Isn’t it funny how life sometimes deals us a hand of cards that, although unwelcome, turns out for the best?

When I finally succumbed to ‘the COVID’ I was extremely annoyed because it seemed set to interfere with my summer relaxation plans. In fact, it was fortuitous that it came along when the farm workload couldn’t have been much lighter. If it had hit me during lambing, I have no idea how I might have managed.

Just as I was beginning to assume that natural immunity or being symptomless were the only explanations for missing out, this nasty little virus sneaked up and bit me.

People had generally warned that it was little more than a heavy cold, and after about a week, things would return to normal. In my case, they were partially correct.

Sting in the tail

The line on the Lateral Flow Indicator went from faint on day one to bold (and instantaneous) on day three, and gradually faded again after day six. However, the sting in the tail came afterwards, because weeks later and my energy levels are still on the floor.

That’s the bit I wasn’t expecting and now I know what all those skiving, useless, lazy people have been complaining about!

On a practical level, three weeks after ‘going clear’, a full day’s work sees me staggering into the house between half five and six and collapsing horizontally on the sofa. Only a well-prepared, delicious feast can tempt me to shuffle in the direction of the kitchen table before returning to a deep slumber. My wife knows I would never exaggerate or milk the situation for sympathy.

Summer plan

Up until the first evening, when noisy coughing and emptying of the lungs indicated something wasn’t quite right, the summer plan had seemed to be bombproof.

We had been invited to several weddings, I had organised a weekend trip across the water to visit the youngsters and a large family gathering was planned for me and my twin sister’s 60th birthday.

Therefore, I managed to issue a grovelling request to my poultry connections, begging them to let me lie out of birds for an extra couple of months. I have no bother getting someone to keep an eye on cattle and sheep for a day or two, but the ageing poultry houses are a different ballgame altogether and tie me completely for the 16-week occupancy.

Once the last house of birds was cleared, I reckoned it would be the easiest spell imaginable. As usual, I was wrong.

Work tends to expand and fill whatever time is available, and just because there was no panic in preparing the houses for another crop did not translate into laid-back days of gentle farming tasks. It just does not happen that way.

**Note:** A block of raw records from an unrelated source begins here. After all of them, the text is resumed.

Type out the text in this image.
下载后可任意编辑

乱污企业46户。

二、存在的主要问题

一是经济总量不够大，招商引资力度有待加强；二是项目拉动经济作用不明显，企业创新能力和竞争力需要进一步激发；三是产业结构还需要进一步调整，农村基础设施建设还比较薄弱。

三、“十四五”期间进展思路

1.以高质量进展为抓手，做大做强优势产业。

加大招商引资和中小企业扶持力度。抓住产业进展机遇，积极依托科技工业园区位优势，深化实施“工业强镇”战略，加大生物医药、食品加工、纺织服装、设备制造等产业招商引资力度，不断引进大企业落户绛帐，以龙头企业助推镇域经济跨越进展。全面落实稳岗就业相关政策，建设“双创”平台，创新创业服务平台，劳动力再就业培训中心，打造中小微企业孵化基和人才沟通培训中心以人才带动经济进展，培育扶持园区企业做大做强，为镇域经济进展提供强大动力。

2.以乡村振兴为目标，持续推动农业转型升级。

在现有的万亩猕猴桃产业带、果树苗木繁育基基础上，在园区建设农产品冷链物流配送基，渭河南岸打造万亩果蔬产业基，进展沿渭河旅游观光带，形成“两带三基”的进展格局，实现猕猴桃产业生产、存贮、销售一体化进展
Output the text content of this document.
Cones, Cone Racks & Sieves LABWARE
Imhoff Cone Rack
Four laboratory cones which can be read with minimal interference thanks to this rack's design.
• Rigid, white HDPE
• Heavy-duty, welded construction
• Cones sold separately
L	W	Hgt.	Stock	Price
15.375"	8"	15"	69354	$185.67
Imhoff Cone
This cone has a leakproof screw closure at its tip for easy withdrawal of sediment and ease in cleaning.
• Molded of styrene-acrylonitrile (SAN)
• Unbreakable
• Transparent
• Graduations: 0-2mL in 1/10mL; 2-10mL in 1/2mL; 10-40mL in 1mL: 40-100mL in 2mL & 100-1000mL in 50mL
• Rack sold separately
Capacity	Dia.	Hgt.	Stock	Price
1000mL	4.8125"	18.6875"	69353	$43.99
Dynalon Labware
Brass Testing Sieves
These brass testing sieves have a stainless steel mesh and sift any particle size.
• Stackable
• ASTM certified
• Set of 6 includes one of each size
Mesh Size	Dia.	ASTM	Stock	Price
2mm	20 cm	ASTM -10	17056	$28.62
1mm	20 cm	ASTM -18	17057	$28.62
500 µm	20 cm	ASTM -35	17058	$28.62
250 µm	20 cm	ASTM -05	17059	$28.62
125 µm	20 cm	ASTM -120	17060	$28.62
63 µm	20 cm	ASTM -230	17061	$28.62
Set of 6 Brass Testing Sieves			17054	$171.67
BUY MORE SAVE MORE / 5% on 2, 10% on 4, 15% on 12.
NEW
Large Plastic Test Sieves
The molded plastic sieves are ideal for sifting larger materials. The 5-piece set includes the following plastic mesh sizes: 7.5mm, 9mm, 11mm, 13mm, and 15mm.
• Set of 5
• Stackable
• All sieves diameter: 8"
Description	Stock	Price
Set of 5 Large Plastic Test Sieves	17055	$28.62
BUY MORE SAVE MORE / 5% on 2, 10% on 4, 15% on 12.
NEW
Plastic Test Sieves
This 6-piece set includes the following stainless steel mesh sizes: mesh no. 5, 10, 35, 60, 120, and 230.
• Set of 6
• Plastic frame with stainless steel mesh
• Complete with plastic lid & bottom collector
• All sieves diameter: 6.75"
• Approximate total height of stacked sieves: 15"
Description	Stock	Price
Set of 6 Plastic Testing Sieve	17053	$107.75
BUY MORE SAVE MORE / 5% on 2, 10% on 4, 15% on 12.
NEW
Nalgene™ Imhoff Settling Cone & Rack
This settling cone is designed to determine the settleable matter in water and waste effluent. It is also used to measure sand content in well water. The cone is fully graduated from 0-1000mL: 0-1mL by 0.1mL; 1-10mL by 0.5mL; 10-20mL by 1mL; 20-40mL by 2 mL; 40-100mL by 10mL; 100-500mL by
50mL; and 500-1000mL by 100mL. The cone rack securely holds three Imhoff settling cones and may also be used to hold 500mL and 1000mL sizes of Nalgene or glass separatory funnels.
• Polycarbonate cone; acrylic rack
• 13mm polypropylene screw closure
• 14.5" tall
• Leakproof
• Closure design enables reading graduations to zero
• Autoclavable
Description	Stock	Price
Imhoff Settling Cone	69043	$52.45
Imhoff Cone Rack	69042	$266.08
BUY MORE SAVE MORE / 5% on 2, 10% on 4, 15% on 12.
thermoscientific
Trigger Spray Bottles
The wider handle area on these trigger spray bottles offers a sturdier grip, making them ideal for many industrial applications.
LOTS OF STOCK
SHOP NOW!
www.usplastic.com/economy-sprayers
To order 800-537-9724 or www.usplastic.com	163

Even allowing for the lack of energy and motivation due to COVID-19, the days seemed just as busy as any other year. Perhaps my time management skills and prioritisation aren’t all they should be?

Knowledge

Something else that has surprised me this summer concerned the gaining of knowledge within our farming world. Surprisingly, this didn’t come about courtesy of several Business Development Group (BDG) meetings, but from every one of the weddings which we attended.

All had a strong farming flavour and two of them exclusively so, with both families exuding nothing but pure farming pedigree in every direction.

Irrespective of your views on the amount that is learned at BDG meetings, it pales in insignificance when set beside a group of well-lubricated farmers at a wedding. Forget about ‘4t per acre’, or ‘215% lambing’. You’ll hear far more accurate information about what’s really happening on farms at these late-night social gatherings.

Of course, the opposite side of young couples making lifetime plans is steadily happening in rural communities too, and I also attended a farming funeral at the start of the summer.

A slightly different atmosphere prevails, but it is still a way to catch up with local people that we only ever wave at from the tractor.

To sum up my agricultural year so far, the film Four Weddings and a Funeral comes to mind.